Let’s check for a username named peter:
$ grep peter /etc/passwd peter:x:1000:1000:PETER KARANJA,,,:/home/peter:/bin/bash
Here, we see a line printed out in our terminal containing the user information for peter. The grep command searches in the /etc/passwd file for lines containing a match to the word peter.
However, if the user does not exist, the terminal will print out nothing:
$ grep robert /etc/passwd
In this case, the user robert does not exist in our system.
Great, now what if we want to check the existence of more than one user? For this action, we’ll utilize the egrep command:
$ egrep -w '^(robert|sam|peter)' /etc/passwd peter:x:1000:1000:PETER KARANJA,,,:/home/peter:/bin/bash sam:x:1001:1001:Samuel Njuguna Karanja,,,:/home/sam:/bin/bash
The output above clearly shows that both users peter and sam are in our system.

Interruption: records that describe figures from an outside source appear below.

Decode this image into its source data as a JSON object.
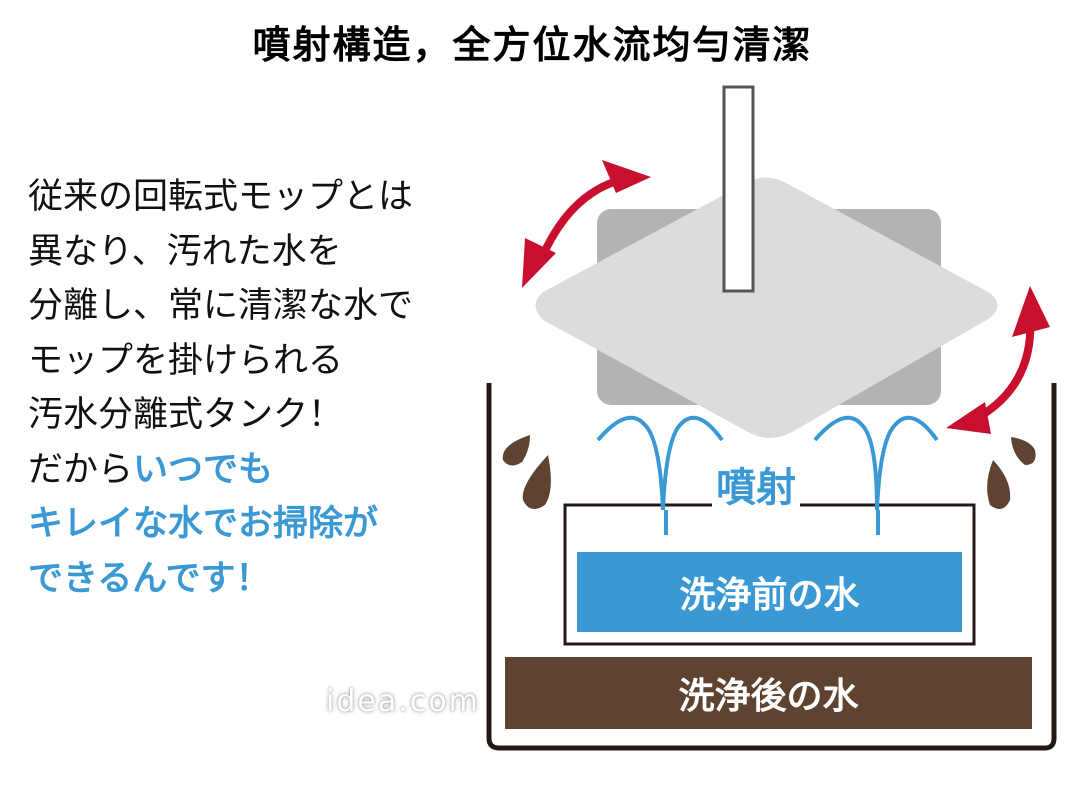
{
  "title": "噴射構造，全方位水流均勻清潔",
  "description": {
    "lines": [
      "従来の回転式モップとは",
      "異なり、汚れた水を",
      "分離し、常に清潔な水で",
      "モップを掛けられる",
      "汚水分離式タンク！"
    ],
    "line6_black": "だから",
    "line6_blue": "いつでも",
    "line7_blue": "キレイな水でお掃除が",
    "line8_blue": "できるんです！"
  },
  "diagram": {
    "spray_label": "噴射",
    "clean_water_label": "洗浄前の水",
    "dirty_water_label": "洗浄後の水",
    "icons": [
      "rotation-arrow-icon",
      "rotation-arrow-icon",
      "water-spray-icon",
      "water-spray-icon",
      "dirty-droplet-icon"
    ],
    "colors": {
      "arrow": "#c8102e",
      "clean_water": "#3a98d4",
      "dirty_water": "#5e4331",
      "mop_plate": "#dcdcdc",
      "mop_pad": "#b3b3b3",
      "tank_outline": "#231815"
    }
  },
  "watermark": "idea.com"
}
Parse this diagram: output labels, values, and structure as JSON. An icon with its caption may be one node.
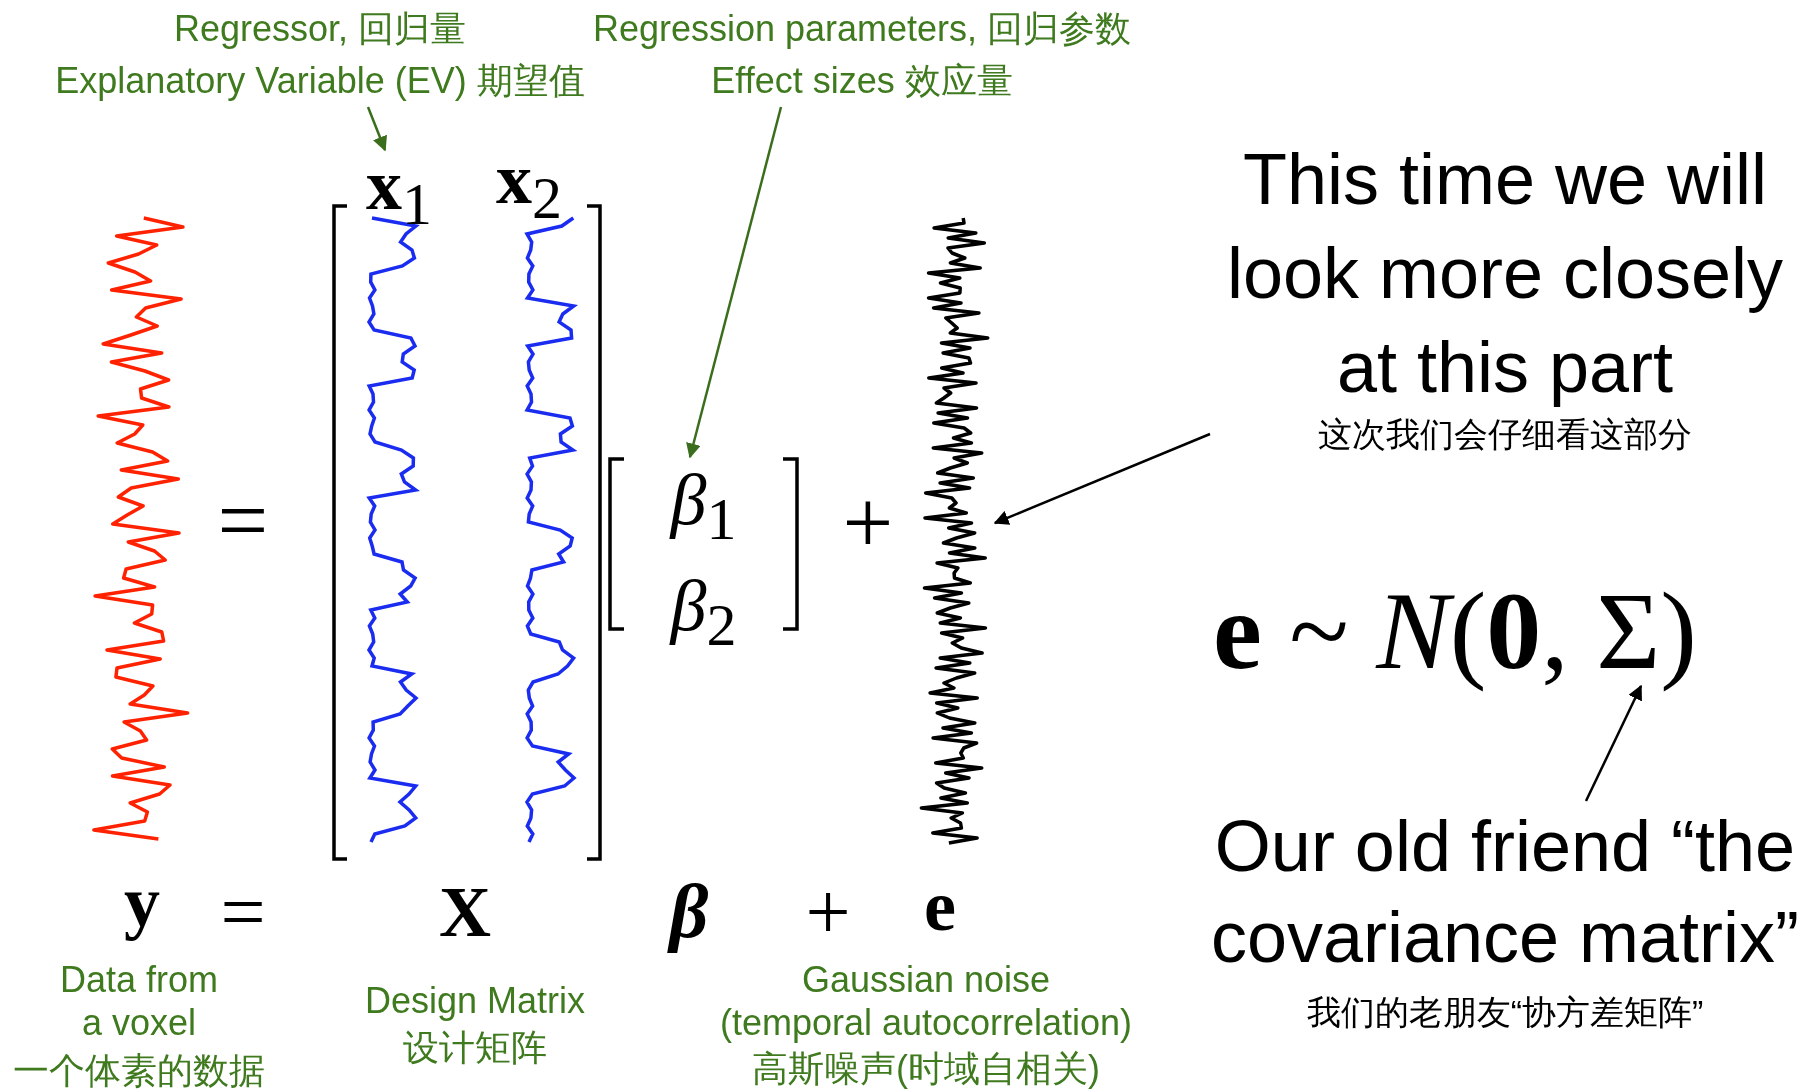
{
  "diagram": {
    "nodes": [
      {
        "text": [
          "Regressor, 回归量",
          "Explanatory Variable (EV) 期望值"
        ]
      },
      {
        "text": [
          "**x**$_{1}$"
        ]
      },
      {
        "text": [
          "Regression parameters, 回归参数",
          "Effect sizes 效应量"
        ]
      },
      {
        "text": [
          "*β*$_{1}$",
          "*β*$_{2}$"
        ]
      },
      {
        "text": [
          "This time we will look more closely at this part",
          "这次我们会仔细看这部分"
        ]
      },
      {
        "text": [],
        "shape": "picture"
      },
      {
        "text": [
          "**e** ~ *N*(**0**, Σ)"
        ]
      },
      {
        "text": [
          "Our old friend “the covariance matrix”",
          "我们的老朋友“协方差矩阵”"
        ]
      }
    ],
    "edges": [
      {
        "from": 0,
        "to": 1,
        "arrow": "to",
        "color": "#3b6e1c"
      },
      {
        "from": 2,
        "to": 3,
        "arrow": "to",
        "color": "#3b6e1c"
      },
      {
        "from": 4,
        "to": 5,
        "arrow": "to",
        "color": "#000000"
      },
      {
        "from": 7,
        "to": 6,
        "arrow": "to",
        "color": "#000000"
      }
    ],
    "labels": [
      "**x**$_{2}$",
      "=",
      "+",
      "y",
      "=",
      "X",
      "β",
      "+",
      "e",
      "Data from a voxel",
      "一个体素的数据",
      "Design Matrix",
      "设计矩阵",
      "Gaussian noise",
      "(temporal autocorrelation)",
      "高斯噪声(时域自相关)"
    ]
  }
}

Next, let’s check out if user peter exists in the /etc/passwd file using the getent command:
$ getent passwd peter peter:x:1000:1000:PETER KARANJA,,,:/home/peter:/bin/bash
This command allows us to read various text files known as databases. It has various options for databases, but in our case, we only needed the password option.
We can also work with multiple users:
$ getent passwd peter sam peter:x:1000:1000:PETER KARANJA,,,:/home/peter:/bin/bash sam:x:1001:1001:Samuel Njuguna Karanja,,,:/home/sam:/bin/bash
Clearly, we see that getent works the same as grep in terms of output.
3. Using the id Linux Command
What does the id command do in this case? Well, it displays the user information of whoever we type after it.
Let’s try it out:
$ id peter uid=1000(peter) gid=1000(peter) groups=1000(peter),4(adm),24(cdrom),27(sudo),30(dip),46(plugdev),122(lpadmin),134(lxd),135(sambashare)
Above, the id command displays information related to the user peter because they exist. For instance, Linux assigns every user an ID unique only to them, in this case, the uid (USER ID) of 1000. It is important to note that the user id is, by default, the same as the gid (GROUP ID).
What happens if the user does not exist? We’ll take a look:
$ id robert id: ‘robert’: no such user
Since there is no user robert in our system, we get a very clear message of id: ‘robert’: no such user.
In this tutorial, being familiar with the /etc/passwd file contents will help us manage the users with access to our Linux system. Also, we can always clarify the content labels for this file by going through its documentation. Now, with the id command, we can get the details like the user ID and group ID of a user. These processes will help us ensure the security of our system.